LATTANZIO: Not to harp on Harry Styles’ nondiegetic discussions around his own movies, but when talking up “My Policeman,” Styles heralded the movie as a groundbreaking depiction of guy-on-guy sex for what it really is, and not as it’s usually shown in movies: “So much of gay sex in film is two guys going at it, and it kind of removes the tenderness from it.
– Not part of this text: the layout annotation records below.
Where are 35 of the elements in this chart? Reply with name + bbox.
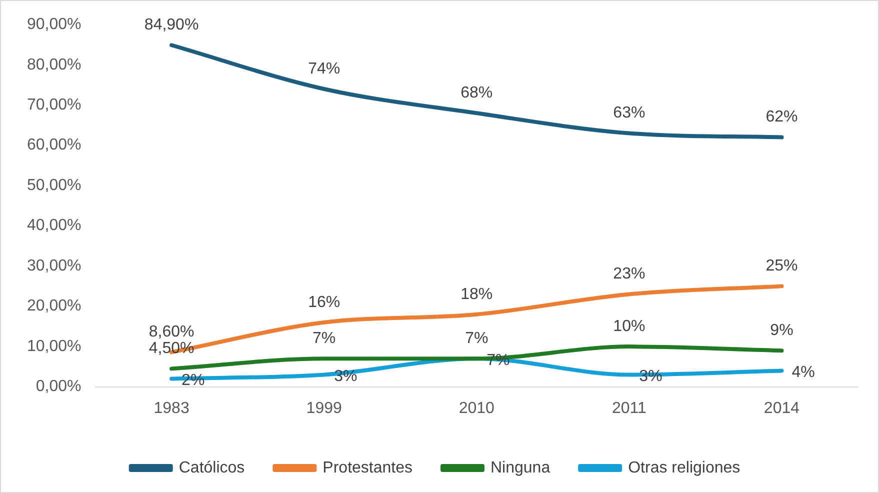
y-tick-label: 50,00% — [27, 176, 82, 194]
y-tick-label: 30,00% — [27, 257, 82, 274]
y-tick-label: 80,00% — [27, 56, 82, 74]
y-tick-label: 60,00% — [27, 136, 82, 154]
legend-label: Protestantes — [322, 459, 412, 476]
data-label: 8,60% — [148, 324, 194, 341]
y-tick-label: 20,00% — [27, 298, 82, 315]
data-label: 68% — [460, 84, 493, 102]
y-tick-label: 70,00% — [27, 96, 82, 114]
data-label: 7% — [465, 330, 488, 348]
y-tick-label: 40,00% — [27, 217, 82, 234]
x-tick-label: 1983 — [154, 400, 190, 417]
legend-label: Otras religiones — [628, 459, 740, 476]
data-label: 9% — [770, 322, 794, 339]
data-label: 84,90% — [144, 16, 199, 34]
data-label: 18% — [460, 286, 493, 303]
legend-label: Católicos — [178, 459, 245, 476]
data-label: 4% — [792, 364, 815, 382]
x-tick-label: 2011 — [612, 400, 646, 417]
x-tick-label: 2010 — [458, 400, 495, 417]
data-label: 23% — [613, 266, 646, 283]
data-label: 16% — [308, 294, 340, 311]
data-label: 10% — [613, 318, 646, 335]
data-label: 7% — [486, 352, 510, 370]
y-tick-label: 0,00% — [36, 378, 82, 396]
legend-label: Ninguna — [490, 459, 550, 476]
data-label: 25% — [766, 258, 798, 275]
y-tick-label: 10,00% — [27, 338, 82, 355]
x-tick-label: 2014 — [764, 400, 800, 417]
data-label: 63% — [613, 104, 646, 122]
data-label: 74% — [308, 60, 340, 78]
data-label: 62% — [766, 108, 798, 126]
data-label: 7% — [312, 330, 336, 348]
y-tick-label: 90,00% — [27, 16, 82, 34]
x-tick-label: 1999 — [306, 400, 342, 417]
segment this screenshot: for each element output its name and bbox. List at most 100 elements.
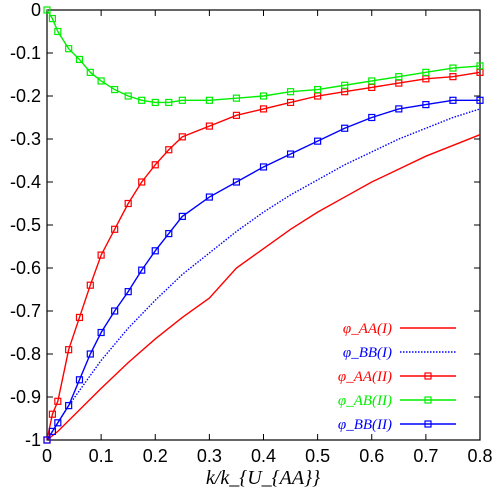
data-point [124, 199, 132, 208]
data-point [43, 6, 51, 14]
data-point [97, 328, 105, 337]
x-tick-label: 0.1 [89, 446, 114, 466]
y-tick-label: -0.5 [10, 215, 41, 235]
y-tick-label: -0.9 [10, 387, 41, 407]
x-tick-label: 0.2 [143, 446, 168, 466]
legend-label: φ_BB(II) [338, 417, 392, 433]
x-tick-label: 0 [42, 446, 52, 466]
data-point [151, 247, 159, 255]
data-point [232, 111, 241, 119]
data-point [43, 436, 51, 444]
y-tick-label: -0.6 [10, 258, 41, 278]
legend-marker [424, 372, 432, 380]
data-point [178, 96, 186, 104]
data-point [54, 397, 62, 405]
data-point [165, 230, 173, 238]
series-2 [43, 68, 484, 444]
data-point [314, 85, 322, 94]
data-point [205, 122, 213, 130]
data-point [259, 163, 268, 171]
data-point [178, 133, 186, 141]
legend-entry: φ_BB(I) [343, 345, 456, 361]
x-tick-label: 0.8 [467, 446, 492, 466]
y-tick-label: 0 [31, 0, 41, 20]
data-point [65, 346, 73, 354]
data-point [368, 113, 376, 122]
data-point [314, 137, 322, 145]
x-tick-label: 0.5 [305, 446, 330, 466]
data-point [232, 178, 241, 186]
data-point [65, 402, 73, 410]
series-4 [43, 96, 484, 444]
legend-label: φ_BB(I) [343, 345, 392, 361]
data-point [286, 88, 295, 96]
legend-marker [424, 396, 432, 404]
plot-series [43, 6, 484, 444]
data-point [232, 94, 241, 102]
data-point [86, 350, 94, 358]
legend-entry: φ_AB(II) [338, 393, 456, 409]
data-point [86, 68, 94, 76]
data-point [259, 92, 268, 100]
data-point [449, 64, 457, 72]
series-line [46, 134, 481, 441]
data-point [54, 27, 62, 36]
data-point [259, 105, 268, 113]
data-point [205, 96, 213, 104]
data-point [48, 15, 57, 23]
y-tick-label: -0.3 [10, 129, 41, 149]
data-point [111, 225, 119, 233]
x-axis-ticks: 0 0.1 0.2 0.3 0.4 0.5 0.6 0.7 0.8 [42, 10, 493, 466]
x-tick-label: 0.6 [359, 446, 384, 466]
data-point [368, 77, 376, 85]
data-point [111, 307, 119, 315]
data-point [138, 178, 146, 186]
data-point [65, 45, 73, 53]
y-axis-ticks: 0 -0.1 -0.2 -0.3 -0.4 -0.5 -0.6 -0.7 -0.8 -0.9 -1 [10, 0, 480, 450]
legend: φ_AA(I) φ_BB(I) φ_AA(II) φ_AB(II) φ_BB(II) [338, 321, 456, 433]
data-point [124, 288, 132, 296]
data-point [286, 150, 295, 158]
data-point [75, 376, 84, 384]
series-3 [43, 6, 484, 107]
data-point [449, 96, 457, 104]
data-point [165, 98, 173, 107]
series-line [46, 108, 481, 441]
data-point [205, 193, 213, 201]
data-point [422, 68, 430, 76]
data-point [48, 427, 57, 435]
data-point [111, 85, 119, 94]
legend-entry: φ_AA(I) [343, 321, 456, 337]
y-tick-label: -0.7 [10, 301, 41, 321]
series-0 [46, 134, 481, 441]
data-point [124, 92, 132, 100]
data-point [165, 146, 173, 154]
x-tick-label: 0.3 [197, 446, 222, 466]
series-line [46, 71, 481, 441]
data-point [151, 161, 159, 169]
x-tick-label: 0.7 [413, 446, 438, 466]
data-point [395, 105, 403, 113]
legend-entry: φ_BB(II) [338, 417, 456, 433]
data-point [449, 73, 457, 81]
data-point [341, 124, 349, 132]
data-point [75, 55, 84, 64]
y-tick-label: -0.8 [10, 344, 41, 364]
series-line [46, 99, 480, 441]
series-line [46, 9, 481, 104]
y-tick-label: -1 [25, 430, 41, 450]
data-point [138, 266, 146, 274]
y-tick-label: -0.1 [10, 43, 41, 63]
data-point [54, 419, 62, 427]
data-point [286, 98, 295, 107]
legend-label: φ_AB(II) [338, 393, 392, 409]
data-point [138, 96, 146, 104]
legend-entry: φ_AA(II) [338, 369, 456, 385]
data-point [97, 77, 105, 85]
x-tick-label: 0.4 [251, 446, 276, 466]
data-point [476, 96, 484, 104]
legend-label: φ_AA(I) [343, 321, 392, 337]
data-point [48, 410, 57, 418]
x-axis-label: k/k_{U_{AA}} [206, 467, 320, 489]
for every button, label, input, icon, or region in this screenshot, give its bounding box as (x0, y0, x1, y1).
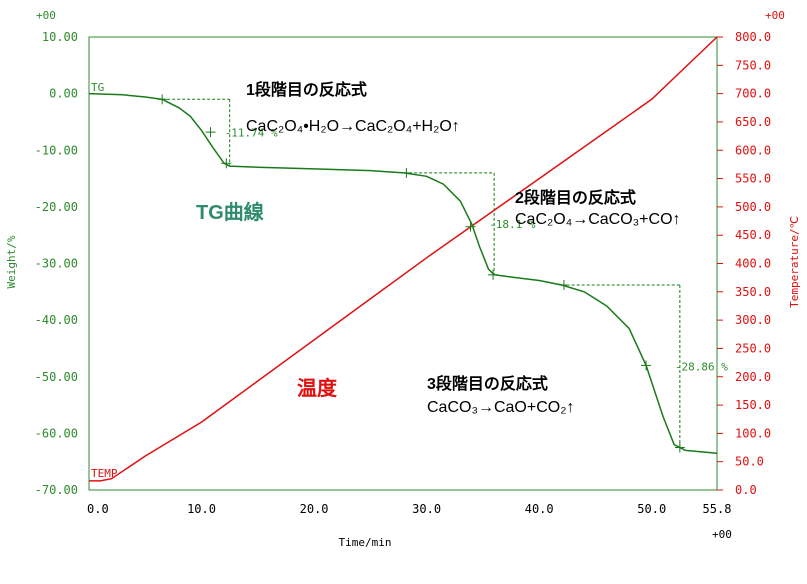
tg-marker (221, 158, 232, 169)
tg-marker (205, 127, 216, 138)
right-tick-label: 600.0 (735, 143, 771, 157)
step-weight-loss-label: -18.1 % (489, 218, 536, 231)
x-tick-label: 10.0 (187, 502, 216, 516)
left-tick-label: 10.00 (42, 30, 78, 44)
x-tick-label: 55.8 (703, 502, 732, 516)
right-axis-ticks: 800.0 750.0 700.0 650.0 600.0 550.0 500.0 450.0… (717, 30, 771, 497)
right-tick-label: 450.0 (735, 228, 771, 242)
right-axis-multiplier: +00 (765, 9, 785, 22)
x-axis-multiplier: +00 (712, 528, 732, 541)
x-tick-label: 30.0 (412, 502, 441, 516)
left-tick-label: -20.00 (35, 200, 78, 214)
x-tick-label: 40.0 (525, 502, 554, 516)
step1-equation: CaC₂O₄•H₂O→CaC₂O₄+H₂O↑ (246, 118, 460, 135)
left-tick-label: -40.00 (35, 313, 78, 327)
left-tick-label: -50.00 (35, 370, 78, 384)
step3-equation: CaCO₃→CaO+CO₂↑ (427, 399, 574, 416)
left-axis-ticks: 10.00 0.00 -10.00 -20.00 -30.00 -40.00 -50.00 -… (35, 30, 78, 497)
left-axis-title: Weight/% (5, 235, 18, 288)
tg-marker (157, 94, 168, 105)
tg-curve-label: TG曲線 (196, 200, 264, 224)
right-tick-label: 200.0 (735, 370, 771, 384)
right-tick-label: 400.0 (735, 257, 771, 271)
tg-marker (641, 360, 652, 371)
temp-series-tag: TEMP (91, 467, 118, 480)
x-tick-label: 20.0 (300, 502, 329, 516)
right-tick-label: 50.0 (735, 455, 764, 469)
step2-title: 2段階目の反応式 (515, 188, 636, 207)
right-tick-label: 300.0 (735, 313, 771, 327)
right-tick-label: 800.0 (735, 30, 771, 44)
x-axis-ticks: 0.0 10.0 20.0 30.0 40.0 50.0 55.8 (87, 502, 731, 516)
step2-equation: CaC₂O₄→CaCO₃+CO↑ (515, 211, 681, 228)
step-weight-loss-label: -11.74 % (225, 127, 278, 140)
tg-series-tag: TG (91, 81, 104, 94)
left-tick-label: -30.00 (35, 257, 78, 271)
right-tick-label: 700.0 (735, 87, 771, 101)
right-axis-title: Temperature/℃ (788, 216, 801, 308)
tg-marker (674, 442, 685, 453)
tg-series-line (88, 92, 718, 454)
left-tick-label: -60.00 (35, 426, 78, 440)
step1-title: 1段階目の反応式 (246, 80, 367, 99)
step-weight-loss-label: -28.86 % (675, 360, 728, 373)
left-tick-label: -70.00 (35, 483, 78, 497)
x-tick-label: 0.0 (87, 502, 109, 516)
right-tick-label: 650.0 (735, 115, 771, 129)
right-tick-label: 500.0 (735, 200, 771, 214)
x-tick-label: 50.0 (637, 502, 666, 516)
left-tick-label: -10.00 (35, 143, 78, 157)
tg-markers (157, 94, 685, 453)
right-tick-label: 550.0 (735, 172, 771, 186)
step3-title: 3段階目の反応式 (427, 374, 548, 393)
tg-marker (488, 269, 499, 280)
step-guides: -11.74 % -18.1 % -28.86 % (162, 98, 728, 448)
right-tick-label: 150.0 (735, 398, 771, 412)
x-axis-title: Time/min (339, 536, 392, 549)
temp-series-line (89, 36, 718, 482)
tg-marker (401, 167, 412, 178)
right-tick-label: 0.0 (735, 483, 757, 497)
tg-marker (558, 280, 569, 291)
right-tick-label: 750.0 (735, 58, 771, 72)
left-axis-multiplier: +00 (36, 9, 56, 22)
plot-frame (88, 36, 718, 491)
right-tick-label: 350.0 (735, 285, 771, 299)
right-tick-label: 100.0 (735, 426, 771, 440)
left-tick-label: 0.00 (49, 87, 78, 101)
right-tick-label: 250.0 (735, 341, 771, 355)
temperature-label: 温度 (297, 376, 338, 400)
tg-marker (465, 221, 476, 232)
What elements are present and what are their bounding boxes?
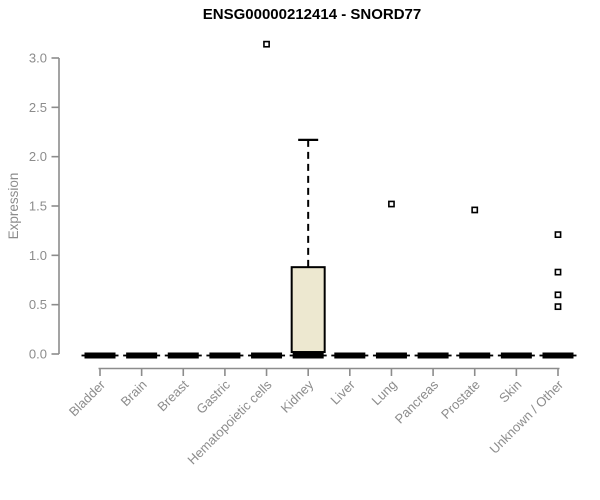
y-tick-label: 1.0 <box>29 248 47 263</box>
median-bar <box>542 352 574 359</box>
box-kidney <box>290 266 326 354</box>
median-bar <box>292 352 324 359</box>
y-tick-label: 1.5 <box>29 198 47 213</box>
median-bar <box>459 352 491 359</box>
x-tick-label: Pancreas <box>392 377 442 427</box>
x-tick-label: Skin <box>496 377 524 405</box>
y-tick-label: 0.0 <box>29 347 47 362</box>
median-bar <box>500 352 532 359</box>
outlier-marker <box>263 40 270 48</box>
y-tick-label: 2.0 <box>29 149 47 164</box>
y-tick-label: 3.0 <box>29 50 47 65</box>
median-bar <box>334 352 366 359</box>
median-bar <box>251 352 283 359</box>
x-tick-label: Unknown / Other <box>487 377 567 457</box>
x-tick-label: Gastric <box>193 377 233 417</box>
outlier-marker <box>388 200 395 208</box>
outlier-marker <box>554 268 562 276</box>
x-tick-label: Liver <box>327 377 358 408</box>
x-tick-label: Breast <box>154 377 191 414</box>
median-bar <box>417 352 449 359</box>
x-tick-label: Lung <box>369 377 400 408</box>
median-bar <box>167 352 199 359</box>
median-bar <box>375 352 407 359</box>
outlier-marker <box>471 206 479 214</box>
median-bar <box>209 352 241 359</box>
outlier-marker <box>554 291 562 299</box>
y-axis-label: Expression <box>6 172 21 240</box>
x-tick-label: Kidney <box>278 377 317 416</box>
outlier-marker <box>554 231 562 239</box>
median-bar <box>126 352 158 359</box>
chart-title: ENSG00000212414 - SNORD77 <box>202 6 422 23</box>
y-tick-label: 2.5 <box>29 100 47 115</box>
median-bar <box>84 352 116 359</box>
y-tick-label: 0.5 <box>29 297 47 312</box>
x-tick-label: Brain <box>118 377 150 409</box>
x-tick-label: Bladder <box>66 377 109 420</box>
x-tick-label: Prostate <box>438 377 483 422</box>
outlier-marker <box>554 303 562 311</box>
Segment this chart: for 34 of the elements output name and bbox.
There will be, I would imagine, some people who watch it who were very much alive during this time when it was illegal to be gay, and [director Michael Grandage] wanted to show that it’s tender and loving and sensitive.”
His assessment of “so much of gay sex in film” being tantamount to vigorous thrusting and nothing more suggests his knowledge of queer mainstream cinema is limited to “Cruising.” This also can tell us something about his acting: A path forward for Styles might be to go back to the basics and watch those “film movies” and study the performances that inspired so many before him. Like many up-and-coming actors, Styles wants to model himself after the Marlon Brandos and Joaquin Phoenixes. He wants roles that make him uncomfortable in his own skin and therefore allow him to express the instability beneath his pop-star identity. In other words, roles that show a more complicated and daresay tender side to the man.
Actors like Brando, and Montgomery Clift, or even Al Pacino in “Cruising” or Heath Ledger in “Brokeback Mountain” explored the psyches of sexually ambiguous characters and fearlessly projected that inner conflict on screen. The films of David Bowie could also point Styles in the right direction; he was a pop star whose roles were as sexually fluid, fabulously outré, and as emotionally inscrutable as he was. Styles seems to perceive acting as the preordained next step of his celebrity, a slogging inevitability on stardom’s path rather than a passionate natural extension of his artistic gifts.
Of which he has many, in the already established lane he owns. While writing, I’m revisiting tracks off “Harry’s House,” Styles’ Billboard-topping album from this past May. He’s an exceptional songwriter and brilliant singer — his metaphors are lyrically playful and complex, his vocals and musicianship game as strong as any. But at this point, the screen is not for him.
“Don’t Worry Darling” is in theaters this Friday, September 23. “My Policeman” will be in theaters on Friday, October 21, followed by a streaming debut on Prime Video on Friday, November 4.